Do you have a much-loved jacket with a torn sleeve or pair of grubby kicks gathering dust at the back of your closet? Tingit , a startup out of Lithuania, wants to help people restore their used clothing to its former glory with its newly launched repairs marketplace.
The platform lets you use your phone to snap and upload a quick video of distressed items to get a quote for repair or restoration. If you're happy with the quote, you can pay through Tingit's app and then mail your stuff to the chosen repair shop. After that it's just a case of waiting for a few days or weeks. No need to trawl through back alleys for specialist restorers and wrangle unfriendly shop schedules. The platform takes all the slack.
There's just one catch for now: Tingit is only available in Lithuania, where the Vilnius-based startup debuted the service in February. However, the startup has just raised a €500,000 pre-seed funding round to keep scaling the business, and CEO and co-founder Indrė Viltrakytė says it has its sights on expanding into other markets in Europe. That will likely happen later next year when the company will be looking to raise a seed round.
Lithuania is home to fashion reuse marketplace giant Vinted , so the country's entrepreneurs have pedigree in this area. Tingit is another pure marketplace play, but it aims to connect people who own damaged/distressed fashion items with businesses that can repair them.
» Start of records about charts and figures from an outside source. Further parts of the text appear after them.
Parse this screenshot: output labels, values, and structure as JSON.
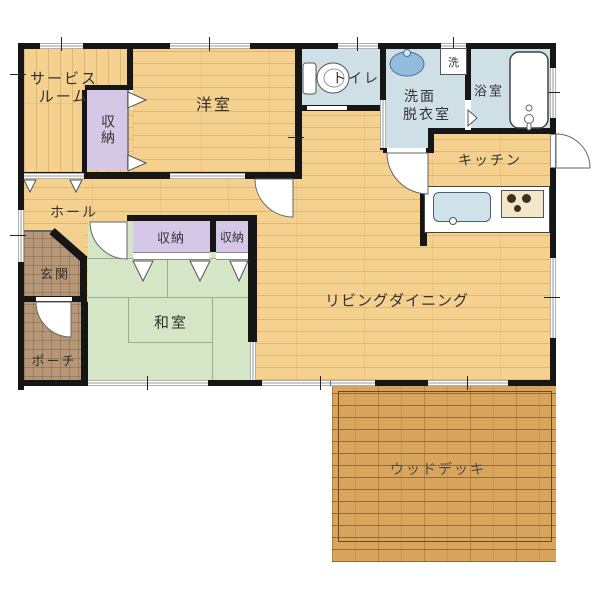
{
  "plan_title": "1LDK+S floor plan",
  "rooms": {
    "service_room": {
      "line1": "サービス",
      "line2": "ルーム"
    },
    "closet_service": {
      "name": "収納"
    },
    "western_room": {
      "name": "洋室"
    },
    "toilet": {
      "name": "トイレ"
    },
    "washroom": {
      "line1": "洗面",
      "line2": "脱衣室"
    },
    "washer_pan": {
      "name": "洗"
    },
    "bathroom": {
      "name": "浴室"
    },
    "kitchen": {
      "name": "キッチン"
    },
    "hall": {
      "name": "ホール"
    },
    "entrance": {
      "name": "玄関"
    },
    "porch": {
      "name": "ポーチ"
    },
    "closet_1": {
      "name": "収納"
    },
    "closet_2": {
      "name": "収納"
    },
    "japanese_room": {
      "name": "和室"
    },
    "living_dining": {
      "name": "リビングダイニング"
    },
    "wood_deck": {
      "name": "ウッドデッキ"
    }
  },
  "icons": [
    "toilet-icon",
    "washbasin-icon",
    "bathtub-icon",
    "washer-pan-icon",
    "kitchen-sink-icon",
    "stove-icon",
    "door-swing-arc",
    "closet-door-triangle",
    "window-symbol"
  ],
  "colors": {
    "wall": "#161616",
    "wood_floor": "#f4d18e",
    "tatami": "#d4e6c6",
    "wet_room": "#cfdfe6",
    "closet": "#d5c8e6",
    "entrance_tile": "#b69879",
    "deck": "#d9a55c",
    "text": "#333333"
  }
}
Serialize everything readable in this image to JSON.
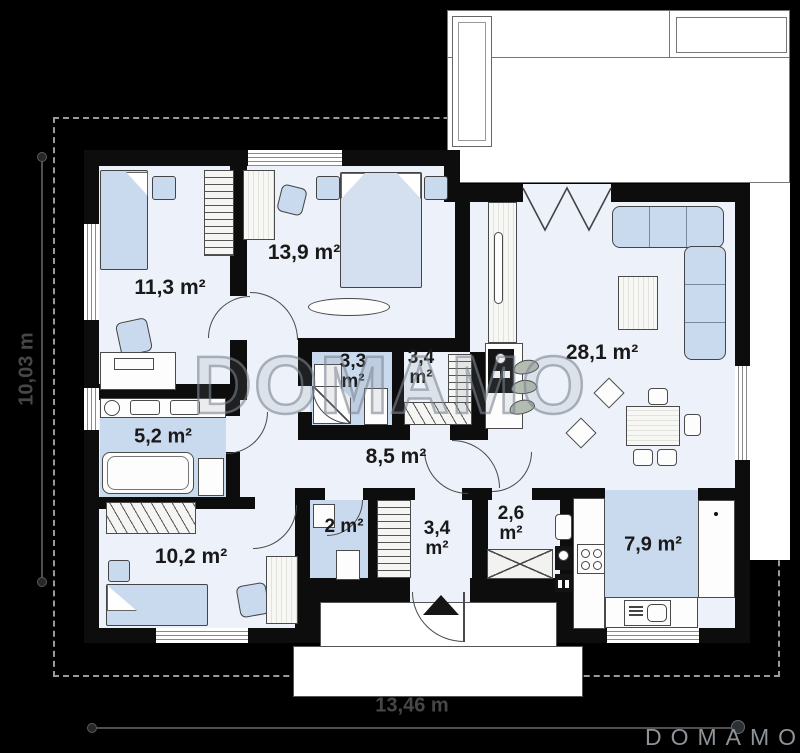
{
  "colors": {
    "bg": "#000000",
    "wall": "#0d0d0d",
    "floor": "#edf1f9",
    "blue": "#c9d9ee",
    "dash_border": "#9a9a9a",
    "dimension": "#474747",
    "logo_gray": "#8e939a"
  },
  "watermark": {
    "text": "DOMAMO"
  },
  "brand": {
    "logo_text": "DOMAMO"
  },
  "dimensions": {
    "width_label": "13,46 m",
    "height_label": "10,03 m"
  },
  "rooms": [
    {
      "name": "bedroom-1",
      "area": "11,3 m²"
    },
    {
      "name": "bedroom-2",
      "area": "13,9 m²"
    },
    {
      "name": "bathroom-1",
      "area": "3,3 m²"
    },
    {
      "name": "wardrobe-1",
      "area": "3,4 m²"
    },
    {
      "name": "living-room",
      "area": "28,1 m²"
    },
    {
      "name": "bathroom-2",
      "area": "5,2 m²"
    },
    {
      "name": "hall",
      "area": "8,5 m²"
    },
    {
      "name": "bedroom-3",
      "area": "10,2 m²"
    },
    {
      "name": "wc",
      "area": "2 m²"
    },
    {
      "name": "wardrobe-2",
      "area": "3,4 m²"
    },
    {
      "name": "vestibule",
      "area": "2,6 m²"
    },
    {
      "name": "kitchen",
      "area": "7,9 m²"
    }
  ]
}
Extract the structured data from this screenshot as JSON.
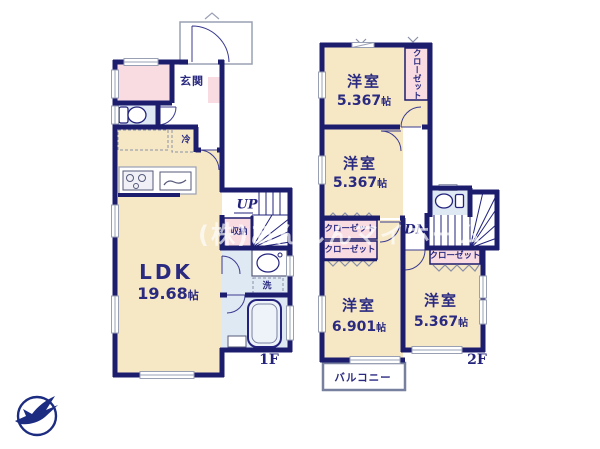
{
  "watermark": {
    "text": "(株)あんしんマイホーム"
  },
  "labels": {
    "closet": "クローゼット",
    "storage": "収納",
    "entrance": "玄関",
    "fridge": "冷",
    "laundry": "洗",
    "balcony": "バルコニー",
    "up": "UP",
    "dn": "DN"
  },
  "floor1": {
    "tag": "1F",
    "ldk": {
      "name": "LDK",
      "size_num": "19.68",
      "size_unit": "帖"
    }
  },
  "floor2": {
    "tag": "2F",
    "rooms": [
      {
        "name": "洋室",
        "size_num": "5.367",
        "size_unit": "帖"
      },
      {
        "name": "洋室",
        "size_num": "5.367",
        "size_unit": "帖"
      },
      {
        "name": "洋室",
        "size_num": "6.901",
        "size_unit": "帖"
      },
      {
        "name": "洋室",
        "size_num": "5.367",
        "size_unit": "帖"
      }
    ]
  },
  "colors": {
    "wall": "#1d1d6e",
    "room_fill": "#f6e7c5",
    "closet_fill": "#f9dce2",
    "wet_area_fill": "#dfe9f4",
    "label_text": "#2a2a80",
    "watermark": "rgba(255,255,255,0.68)"
  }
}
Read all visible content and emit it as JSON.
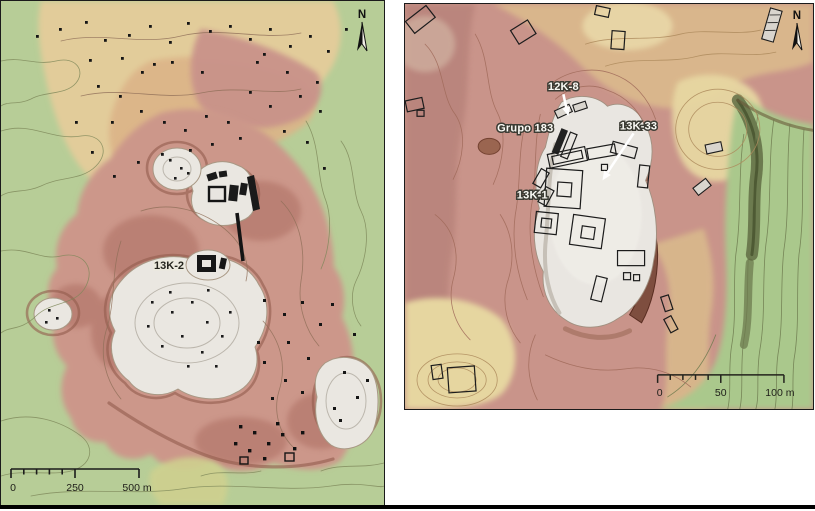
{
  "figure": {
    "description": "Two-panel LiDAR elevation and contour map figure of an archaeological site",
    "colors": {
      "lowland_green": "#b7cd97",
      "terrace_tan": "#e2cc9a",
      "upland_pink": "#cc978a",
      "plateau_white": "#eae7e1",
      "structure_black": "#161616",
      "escarpment_maroon": "#7b4b3c",
      "label_white": "#fbfbf6",
      "label_dark": "#25251e"
    }
  },
  "left_map": {
    "name": "LiDAR overview map",
    "site_label": "13K-2",
    "north_label": "N",
    "scale_bar": {
      "start": "0",
      "mid": "250",
      "end": "500 m"
    }
  },
  "right_map": {
    "name": "LiDAR detail map of site core",
    "labels": {
      "group_12k8": "12K-8",
      "grupo_183": "Grupo 183",
      "group_13k33": "13K-33",
      "group_13k1": "13K-1"
    },
    "north_label": "N",
    "scale_bar": {
      "start": "0",
      "mid": "50",
      "end": "100 m"
    }
  }
}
⁘I grew up with the people who started Vinted. So watching the company go from a small, local shop to this global huge marketplace was really, really inspiring,⁘ Viltrakytė told TechCrunch. ⁘I do hope that we can achieve something similar with repairs, and find synergies with companies that already work on the sustainability front.⁘
Viltrakytė came up with the idea for Tingit after working in fashion for years and growing frustrated by the industry's problems with sustainability and overconsumption. This isn't her first experience as a tech entrepreneur, either: She worked for three years with Vinted co-founder Justas Janauskas on a social media startup for teenagers that saw some traction locally before they shut it down. She has also dabbled in digital fashion and crypto/web3.